Posted by on 20 March 2016 - 07:04 PM

That said, I don't get the comparisons to REYES and overall it seems like a very special purpose, application-specific approach to rendering


Yeah, I agree that the frequent mentioning of REYES is misleading. The only real commonality with REYES is the idea of not shading per-pixel, and even in that regard REYES has a very different approach (dicing into micropolygons followed by stochastic rasterization).


I also agree that it's pretty well-tailored to their specific style of game, and the general requirements of that genre (big terrain, small meshes, almost no overdraw). I would image that to adopt something similar for more general scenes you would need to a much much better job of allocating appropriately-sized tiles, and you would need to account for occlusion. I could see maybe going down the megatexture approach of rasterizing out tile ID's, and then analyzing that on the CPU or GPU to allocate memory for tiles. However this implies latency, unless you do it all on the GPU and rasterize your scene twice. Doing it all on the GPU would rule out any form of tiled resources/sparse textures, since you can't update page tables from the GPU.

ptex would be nice for avoiding UV issues (it would also be nice for any kind of arbitrary-rate surface calculations, such as pre-computed lightmaps or real-time GI), but it's currently a PITA to use on the GPU (you need borders for HW filtering, and you need quad->page mappings and lookups).

#5282237 Gamma correction. Is it lossless?

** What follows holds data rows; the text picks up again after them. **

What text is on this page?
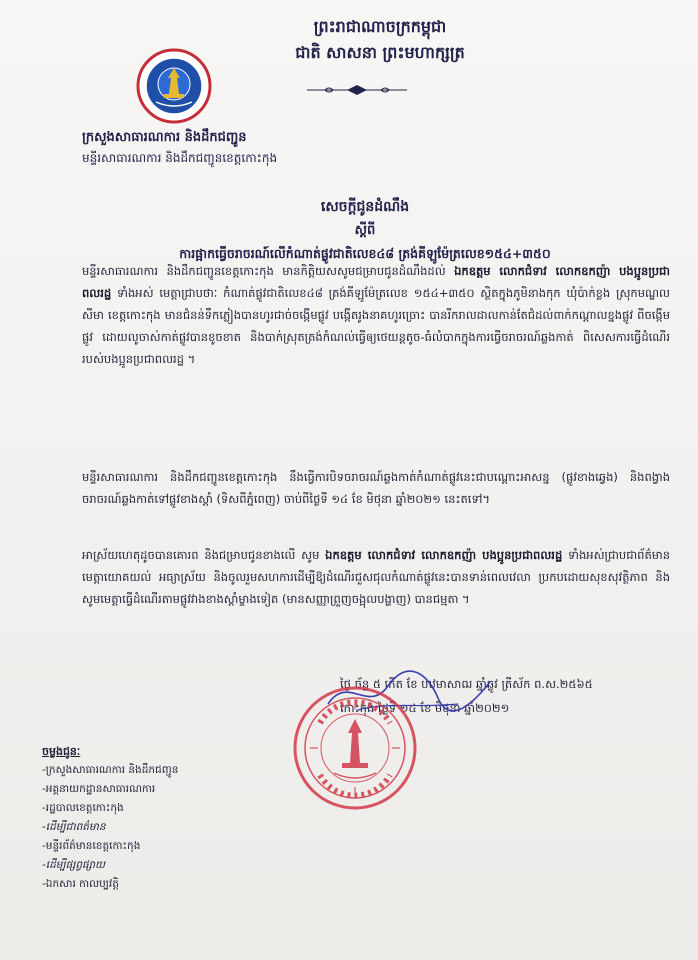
ព្រះរាជាណាចក្រកម្ពុជា
ជាតិ សាសនា ព្រះមហាក្សត្រ
ក្រសួងសាធារណការ និងដឹកជញ្ជូន
មន្ទីរសាធារណការ និងដឹកជញ្ជូនខេត្តកោះកុង
សេចក្តីជូនដំណឹង
ស្តីពី
ការផ្អាកធ្វើចរាចរណ៍លើកំណាត់ផ្លូវជាតិលេខ៤៨ ត្រង់គីឡូម៉ែត្រលេខ១៥៤+៣៥០
មន្ទីរសាធារណការ និងដឹកជញ្ជូនខេត្តកោះកុង មានកិត្តិយសសូមជម្រាបជូនដំណឹងដល់ ឯកឧត្តម លោកជំទាវ លោកឧកញ៉ា បងប្អូនប្រជាពលរដ្ឋ ទាំងអស់ មេត្តាជ្រាបថាៈ កំណាត់ផ្លូវជាតិលេខ៤៨ ត្រង់គីឡូម៉ែត្រលេខ ១៥៤+៣៥០ ស្ថិតក្នុងភូមិនាងកុក ឃុំប៉ាក់ខ្លង ស្រុកមណ្ឌលសីមា ខេត្តកោះកុង មានជំនន់ទឹកភ្លៀងបានហូរជាច់ចង្កើមផ្លូវ បង្កើតរូងនាគហូរច្រោះ បានរីករាលដាលកាន់តែជំដល់ពាក់កណ្តាលខ្នងផ្លូវ ពីចង្កើមផ្លូវ ដោយលូចាស់កាត់ផ្លូវបានខូចខាត និងបាក់ស្រុតត្រង់កំណល់ធ្វើឲ្យថេយន្តតូច-ធំលំបាកក្នុងការធ្វើចរាចរណ៍ឆ្លងកាត់ ពិសេសការធ្វើដំណើររបស់បងប្អូនប្រជាពលរដ្ឋ ។
មន្ទីរសាធារណការ និងដឹកជញ្ជូនខេត្តកោះកុង នឹងធ្វើការបិទចរាចរណ៍ឆ្លងកាត់កំណាត់ផ្លូវនេះជាបណ្តោះអាសន្ន (ផ្លូវខាងឆ្វេង) និងពង្វាងចរាចរណ៍ឆ្លងកាត់ទៅផ្លូវខាងស្តាំ (ទិសពីភ្នំពេញ) ចាប់ពីថ្ងៃទី ១៤ ខែ មិថុនា ឆ្នាំ២០២១ នេះតទៅ។
អាស្រ័យហេតុដូចបានគោរព និងជម្រាបជូនខាងលើ សូម ឯកឧត្តម លោកជំទាវ លោកឧកញ៉ា បងប្អូនប្រជាពលរដ្ឋ ទាំងអស់ជ្រាបជាព័ត៌មាន មេត្តាយោគយល់ អធ្យាស្រ័យ និងចូលរួមសហការដើម្បីឱ្យដំណើរជួសជុលកំណាត់ផ្លូវនេះបានទាន់ពេលវេលា ប្រកបដោយសុខសុវត្ថិភាព និងសូមមេត្តាធ្វើដំណើរតាមផ្លូវវាងខាងស្តាំម្ខាងទៀត (មានសញ្ញាព្រួញចង្អុលបង្ហាញ) បានជម្មតា ។
ថ្ងៃ ច័ន្ទ ៥ កើត ខែ បឋមាសាឍ ឆ្នាំឆ្លូវ ត្រីស័ក ព.ស.២៥៦៥
កោះកុង ថ្ងៃទី ១៤ ខែ មិថុនា ឆ្នាំ២០២១
ចម្លងជូនៈ
-ក្រសួងសាធារណការ និងដឹកជញ្ជូន
-អគ្គនាយកដ្ឋានសាធារណការ
-រដ្ឋបាលខេត្តកោះកុង
-ដើម្បីជាពត៌មាន
-មន្ទីរព័ត៌មានខេត្តកោះកុង
-ដើម្បីផ្សព្វផ្សាយ
-ឯកសារ កាលប្បវត្តិ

Posted by on 20 March 2016 - 06:49 PM

The sRGB->Linear transformation for color textures will typically happen in the fixed-function texture units, before filtering. You can think of the process as going something like this:


result = 0.0
foreach(texel in filterFootPrint):
    encoded = ReadMemory(texel)
    decoded = DecodeTexel(encoded)  // Decompress from block compression and/or convert from 8-bit to intermediate precision (probably 16-bit)
    linear = sRGBToLinear(decoded)
    result += linear * FilterWeight(texel) // Apply bilinear/trilinear/anisotropic filtering
return ConvertToFloat(result)


It's important that the filtering and sRGB->Linear conversion happen at some precision that's higher than 8-bit, otherwise you will get banding. For sRGB conversion 16-bit fixed point or floating point is generally good enough for this purpose. The same goes for writing to a render target: the blending and linear->sRGB conversion need to happen at higher precision than the storage format, or you will get poor results. You will also get poor results if you write linear data to an 8-bit render target, since there will be insufficient precision in the darker range.


Probably the vast majority of modern game are gamma-correct. It's a bona fide requirement for PBR, which almost everyone is adopting in some form or another. I seem to recall someone mentioning that Unity maintains a non-gamma-correct rendering path for legacy compatibility, but don't quote me on that.